The competition between renewables and natural gas for a place in grid operators’ hearts is resolving, and the new peace potentially sets the stage for a rapid advance in the fight for a cleaner power supply.
Two years ago, new shale reserves of natural gas, the fossil fuel that creates the least greenhouse gas emissions, were not yet widely available, and electricity demand was increasing, so the price of gas remained high. At the same time, the implenentation of public policies like renewables standards and feed-in tariffs began a boom in wind and solar, increasing supply and lowering prices.
Renewables began to replace natural gas as a utility choice, according to Saya Kitasei, a MAP Sustainable Energy Fellow at the Worldwatch Institute and author of Powering the Low Carbon Economy: The Once and Future Roles of Renewable Energy and Natural Gas.
“Rather than displacing the dirtiest resource,” Kitasei explained, “renewable energy was actually displacing the relatively cleaner fossil resource.” But, Kitasei added, “Prices of natural gas have come down since mid-2009.”
Transmission system operators in the U.S. and around the world have, therefore, begun more effectively to integrate larger portions of renewables-generated electricity onto the grid by using natural gas’s flexibility to balance the renewables’ variability.
IF U.S. natural gas shale reserves, newly accessible through advanced hydrofracturing (“fracking”) and horizontal drilling techniques, prove abundant, and IF the new drilling techniques prove to be environmentally safe, and IF drilling costs don’t drive the market price of natural gas up too high, then a partnership between natural gas and the variable renewable energies holds the potential to end grid reliance on coal within decades, according to the report.
“The need to mitigate global greenhouse gas emissions is so dire that we should really be concentrating our firepower on the dirtiest resources -- and that’s coal,” Kitasei said, “Natural gas and renewable energy can collaborate in the service of that cause.”
A future electricity supply of 50 percent or more renewables depends, Kitasei said, on utilities shifting from coal to natural gas. “That is the lesson we see from Colorado,” she noted, where “a very aggressive renewable portfolio standard led to a real increase in the amount of wind they were bringing on to the grid.
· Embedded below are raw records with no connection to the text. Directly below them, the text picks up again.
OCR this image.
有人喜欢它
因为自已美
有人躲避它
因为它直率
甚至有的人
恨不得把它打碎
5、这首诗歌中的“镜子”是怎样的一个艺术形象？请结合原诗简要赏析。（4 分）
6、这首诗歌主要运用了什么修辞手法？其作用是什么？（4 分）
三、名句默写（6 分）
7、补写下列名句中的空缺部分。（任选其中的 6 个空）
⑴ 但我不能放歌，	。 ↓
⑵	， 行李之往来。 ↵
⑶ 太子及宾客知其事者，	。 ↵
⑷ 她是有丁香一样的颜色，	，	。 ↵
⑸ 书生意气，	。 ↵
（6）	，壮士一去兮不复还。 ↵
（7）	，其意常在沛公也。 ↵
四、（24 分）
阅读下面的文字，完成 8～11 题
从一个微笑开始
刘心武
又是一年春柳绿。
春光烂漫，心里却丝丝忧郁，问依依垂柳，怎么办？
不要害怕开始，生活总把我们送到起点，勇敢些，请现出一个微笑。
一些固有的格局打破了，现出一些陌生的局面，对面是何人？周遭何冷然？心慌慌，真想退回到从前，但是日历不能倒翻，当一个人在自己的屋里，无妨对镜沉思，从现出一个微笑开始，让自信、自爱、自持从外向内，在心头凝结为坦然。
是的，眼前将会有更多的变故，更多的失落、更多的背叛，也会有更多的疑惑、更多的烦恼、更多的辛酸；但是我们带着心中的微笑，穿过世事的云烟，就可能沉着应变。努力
But rather than adapt the rest of their electricity system to be more flexible so that it could accommodate that wind, it still had a lot of old, inefficient, base-load coal plants.”
The state had to enact new legislation, Kitasei said, requiring utilities to replace coal with natural gas “so that they can have a system in the future that will be more friendly to increasing wind levels.”
Policymakers, Kitasei stressed, must think about the impacts of renewables policies in terms of the whole system, and system operators must think about the burdens of 'cheap' coal on the whole system.
“Natural gas is certainly not the only solution that can add flexibility,” Kitasei added. “There are things like energy storage and demand-side response and also things like increasing your load balancing area and building new interconnections so that you can import and export electricity.” But natural gas, she said, “can respond rapidly to changes in the electricity system’s needs” and “can be used in a range of different scales” from a basement generator to a utility-scale power plant. Natural gas therefore seems a natural partner “to the diverse flexible grid” that the renewables’ variability requires.
Natural gas can only successfully partner with renewables, however, if it proves to be environmentally safe. Many in the environmental community see fracking as a threat to clean water. Kitasei and Worldwatch Institute do not. “I would say we are cautiously optimistic,” Kitasei said. “A lot of the accidents and incidents that we’ve seen,” she explained, “appear not to be the result of hydraulic fracturing itself.”
Better well construction, oversight of wellhead operations, and enforcement of existing standards are needed, Kitasei said, if natural gas is to be extracted sustainably. And questions are justified, she added. “But nothing that I’ve seen in the last few years suggests to me that there is some fatal problem with hydraulic fracturing.”
Price volatility may continue to be a bane, Kitasei said, citing a quote in her report from Duke Energy CEO Jim Rogers, who called natural gas the “crack cocaine” of an electricity sector long habituated to cheaply and quickly built natural gas plants that become hard to withdraw from when the price of natural gas spikes.
But Kitasei said her research suggests natural gas price volatility will not be as severe a problem going forward because of larger, more diverse supplies and the need for flexibility in power systems that are aggressively adding renewables.
Skeptics have doubts about the extent of the shale reserves. But Kitasei and her research partners “think the extent of coal reserves have been overestimated in a lot of the world, including China, and the amount of coal that’s left in the ground can be measured in decades, not in centuries.” U.S. shale reserves, she said, are “on the order of 90 or 100 years of gas in the ground in these formations.”
Kitasei has now begun thinking about the implications “for countries like China and India” because they are now making decisions that “will either put them in the position of having very coal-dependent grids, even as they try to bring on a lot of renewable energy” or “start them on the pathway of much more flexible generation.”